Yes, I think we all could learn a lesson from a child.

Diagnoses

We've all done it. Heard some kind of tragic, life changing story that applied to someone else's life, and for a moment thought... "I am so glad these kinds of things don't happen to my family." I've done it. I personally have friends whose loved ones have been taken in an instant, or become sick, or even impaired. And everytime, my heart goes out to them completely, followed by that guilty thought.

Well, over the last 2 weeks, I have become that individual in your circle of friends. The one you have empathy for, feel compassion for, and then think..."I am glad it isn't me." On Wednesday, October 17, 2012 my dad was diagnosed with Leukemia.

Don't feel guilty though, you should be glad. We all have our individual roles in this life. And for whatever reason this is something my dad has to fight through, and in turn, we must deal with. These types of things are nothing you can really prepare for, emotionally that is. You have to experience and process the emotions, and in time you come to accept it.

I have to say though, as far as diagnoses go, we are lucky.

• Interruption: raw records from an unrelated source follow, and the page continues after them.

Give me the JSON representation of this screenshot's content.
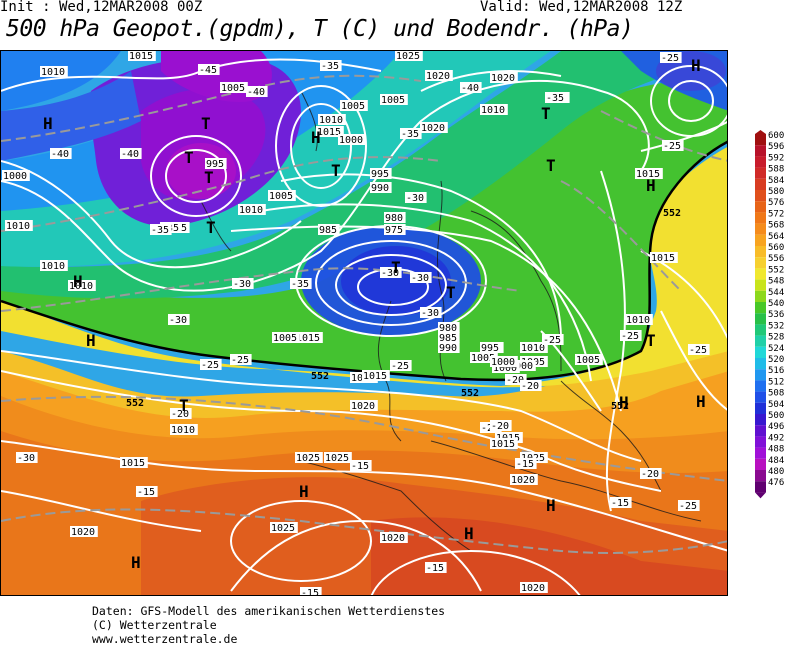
{
  "header": {
    "init": "Init : Wed,12MAR2008 00Z",
    "valid": "Valid: Wed,12MAR2008 12Z",
    "title": "500 hPa Geopot.(gpdm), T (C) und Bodendr. (hPa)"
  },
  "footer": {
    "line1": "Daten: GFS-Modell des amerikanischen Wetterdienstes",
    "line2": "(C) Wetterzentrale",
    "line3": "www.wetterzentrale.de"
  },
  "legend": {
    "levels": [
      {
        "label": "600",
        "color": "#a01010"
      },
      {
        "label": "596",
        "color": "#b8122a"
      },
      {
        "label": "592",
        "color": "#c81c2c"
      },
      {
        "label": "588",
        "color": "#d02a28"
      },
      {
        "label": "584",
        "color": "#d83c22"
      },
      {
        "label": "580",
        "color": "#e0501c"
      },
      {
        "label": "576",
        "color": "#e86418"
      },
      {
        "label": "572",
        "color": "#f07818"
      },
      {
        "label": "568",
        "color": "#f58c1c"
      },
      {
        "label": "564",
        "color": "#f8a420"
      },
      {
        "label": "560",
        "color": "#f8bc28"
      },
      {
        "label": "556",
        "color": "#f6d030"
      },
      {
        "label": "552",
        "color": "#f0e830"
      },
      {
        "label": "548",
        "color": "#c8e41c"
      },
      {
        "label": "544",
        "color": "#8cd81c"
      },
      {
        "label": "540",
        "color": "#48c828"
      },
      {
        "label": "536",
        "color": "#28c048"
      },
      {
        "label": "532",
        "color": "#20c878"
      },
      {
        "label": "528",
        "color": "#20d0a8"
      },
      {
        "label": "524",
        "color": "#20d8d8"
      },
      {
        "label": "520",
        "color": "#20bce8"
      },
      {
        "label": "516",
        "color": "#2098f0"
      },
      {
        "label": "512",
        "color": "#2070f0"
      },
      {
        "label": "508",
        "color": "#2050e8"
      },
      {
        "label": "504",
        "color": "#2030d8"
      },
      {
        "label": "500",
        "color": "#3818d0"
      },
      {
        "label": "496",
        "color": "#6010d0"
      },
      {
        "label": "492",
        "color": "#8010d8"
      },
      {
        "label": "488",
        "color": "#a010d8"
      },
      {
        "label": "484",
        "color": "#b810c0"
      },
      {
        "label": "480",
        "color": "#8a0a90"
      },
      {
        "label": "476",
        "color": "#600070"
      }
    ]
  },
  "map": {
    "pressure_centers": [
      {
        "label": "H"
      },
      {
        "label": "T"
      },
      {
        "label": "T"
      },
      {
        "label": "H"
      },
      {
        "label": "T"
      },
      {
        "label": "H"
      },
      {
        "label": "T"
      },
      {
        "label": "T"
      },
      {
        "label": "T"
      },
      {
        "label": "H"
      },
      {
        "label": "H"
      },
      {
        "label": "T"
      },
      {
        "label": "T"
      },
      {
        "label": "T"
      },
      {
        "label": "H"
      },
      {
        "label": "T"
      },
      {
        "label": "H"
      },
      {
        "label": "H"
      },
      {
        "label": "H"
      },
      {
        "label": "H"
      },
      {
        "label": "H"
      },
      {
        "label": "H"
      },
      {
        "label": "T"
      }
    ],
    "isobar_labels": [
      "1015",
      "1010",
      "1005",
      "1000",
      "995",
      "1005",
      "1010",
      "1015",
      "1020",
      "1025",
      "1010",
      "1005",
      "1000",
      "995",
      "990",
      "985",
      "980",
      "975",
      "1005",
      "1010",
      "1015",
      "1020",
      "1025",
      "1020",
      "1015",
      "1010",
      "1005",
      "1000",
      "995",
      "990",
      "985",
      "980",
      "1010",
      "1015",
      "1020",
      "1025",
      "1020",
      "1015",
      "1010",
      "1005",
      "1000",
      "1010",
      "1015",
      "1020",
      "1025",
      "1020",
      "1020",
      "1010",
      "1015",
      "1005",
      "1000",
      "995",
      "1005",
      "1010",
      "1015",
      "1025",
      "1020"
    ],
    "temp_labels": [
      "-45",
      "-40",
      "-40",
      "-35",
      "-35",
      "-40",
      "-35",
      "-30",
      "-30",
      "-30",
      "-25",
      "-25",
      "-25",
      "-20",
      "-20",
      "-15",
      "-15",
      "-15",
      "-15",
      "-20",
      "-20",
      "-25",
      "-25",
      "-25",
      "-30",
      "-35",
      "-35",
      "-40",
      "-35",
      "-30",
      "-25",
      "-25",
      "-20",
      "-20",
      "-15",
      "-35",
      "-30",
      "-25",
      "-15",
      "-25",
      "-30"
    ],
    "contour_labels": [
      "552",
      "552",
      "552",
      "552",
      "552"
    ]
  }
}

When he was first given the news of Leukemia, they talked about a dual phenotype something or other. Meaning they thought he had both the ALL and AML types of cancer. Let's just say that prognosis was bad, like, no hope bad. I remember feeling kind of numb for those few days, and then... some good news. A few days later, the pathologists said it was just the ALL type, and we were pretty happy about that as far as families-that-just-received-cancer-as-a-diagnosis could be.

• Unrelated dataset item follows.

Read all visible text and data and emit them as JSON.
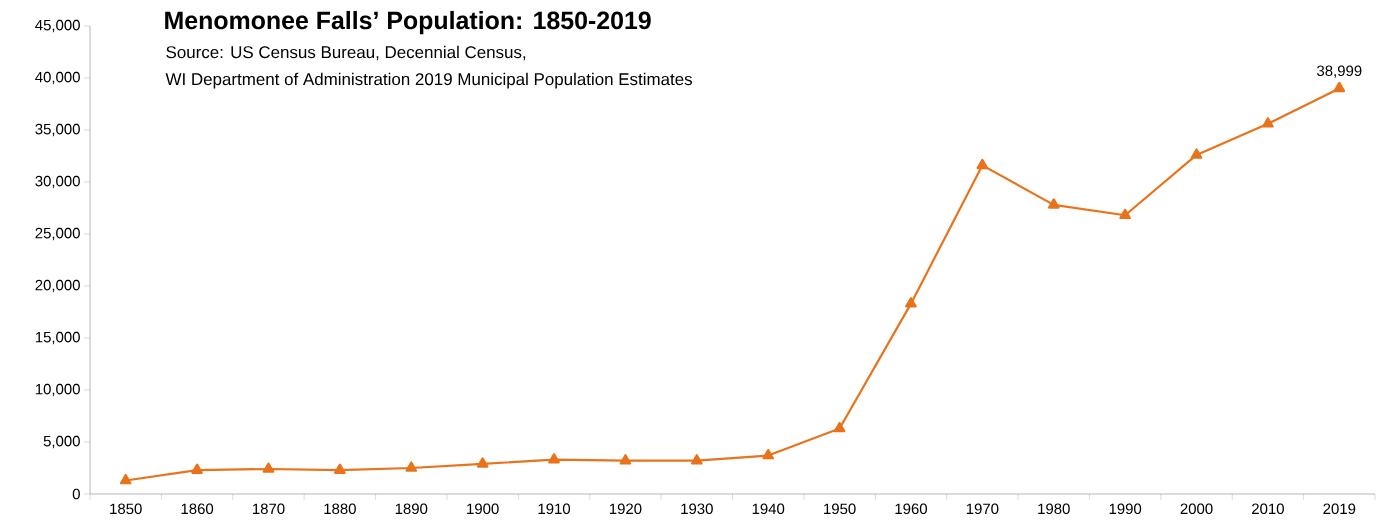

Now, 2 short weeks later we are trying to get into a routine of how best to help my dad, share the burden with my mom, and for me... make the most of the time. Not that we have been given a time, but I have noticed that since my dad has been sick, our relationship is different, he is different. I mean, how could you really stay the same? He tells me all the time to enjoy my kids, cause the time goes way too fast, that he loves me, and is proud of the mother I have become- and I see the joy in his eyes a lot brighter when I tell him the going ons of my children.

He has always told me he is proud of me, and I always knew it in the past, but now I am hearing it. Like it is sinking into my soul. And every moment I spend with him, I feel like is a photo shoot, memories I will add to my mind should the outcome not end up as optimistic as it started.